Hey everyone,
I built a CLI tool for testing LangGraph agents with statistical rigor. Sharing here because I think it might be useful for others dealing with the “my agent works sometimes” problem.
**The problem I was trying to solve**
I have a LangGraph agent with a few tools. It works most of the time, but occasionally picks the wrong tool or hallucinates parameters. Running the same test twice gives different results. Standard unit tests don’t really work because the system is non-deterministic.
**What agentrial does**
It runs each test N times (default 10) and gives you:
- Pass rate with confidence intervals (Wilson score)
- Step-level failure attribution (which step diverged between passing and failing runs)
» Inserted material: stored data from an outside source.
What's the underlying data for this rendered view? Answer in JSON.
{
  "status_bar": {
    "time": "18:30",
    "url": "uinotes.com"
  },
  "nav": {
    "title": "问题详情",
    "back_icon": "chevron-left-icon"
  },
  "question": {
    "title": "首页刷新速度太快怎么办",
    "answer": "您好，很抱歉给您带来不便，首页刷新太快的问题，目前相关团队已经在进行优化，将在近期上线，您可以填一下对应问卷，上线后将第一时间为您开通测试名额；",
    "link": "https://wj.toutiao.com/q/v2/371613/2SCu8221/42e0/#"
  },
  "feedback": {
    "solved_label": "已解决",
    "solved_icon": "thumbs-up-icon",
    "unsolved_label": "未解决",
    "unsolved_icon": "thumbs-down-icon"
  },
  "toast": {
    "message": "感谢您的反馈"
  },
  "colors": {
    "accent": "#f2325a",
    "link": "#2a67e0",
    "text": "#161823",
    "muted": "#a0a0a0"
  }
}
- Real cost tracking from `usage_metadata`
**LangGraph integration**
There’s a native adapter that uses LangChain’s callback system to capture trajectories:
```python
from agentrial.runner.adapters import wrap_langgraph_agent
agent = wrap_langgraph_agent(your_compiled_graph)
```
It captures tool calls, observations, and LLM responses with token counts automatically.
**Example output**
```
┌──────────────────────┬────────┬──────────────┬──────────┐
│ Test Case │ Pass │ 95% CI │ Avg Cost │
├──────────────────────┼────────┼──────────────┼──────────┤
│ easy-multiply │ 100.0% │ 72.2%-100.0% │ $0.0005 │
│ tool-selection │ 90.0% │ 59.6%-98.2% │ $0.0006 │
│ multi-step-task │ 70.0% │ 39.7%-89.2% │ $0.0011 │
└──────────────────────┴────────┴──────────────┴──────────┘
Failures: tool-selection (90% pass rate)
Step 0: called ‘calculate’ instead of ‘lookup_country_info’
```
**Test cases in YAML**
```yaml
suite: my-langgraph-agent
agent: my_module.agent
trials: 10
threshold: 0.85
cases:
-
name: country-lookup
input:
query: “What is the capital of Japan?”
expected:
output_contains: [“Tokyo”]
tool_calls:
- tool: lookup_country_info
```
**Links**
- GitHub: GitHub - alepot55/agentrial: Statistical evaluation framework for AI agents
- PyPI: `pip install agentrial`
Tested it with Claude 3 Haiku on a 3-tool agent - 100 trials cost about $0.06.
Would love feedback, especially on what metrics would be useful for your LangGraph workflows. Also happy to answer questions about the implementation.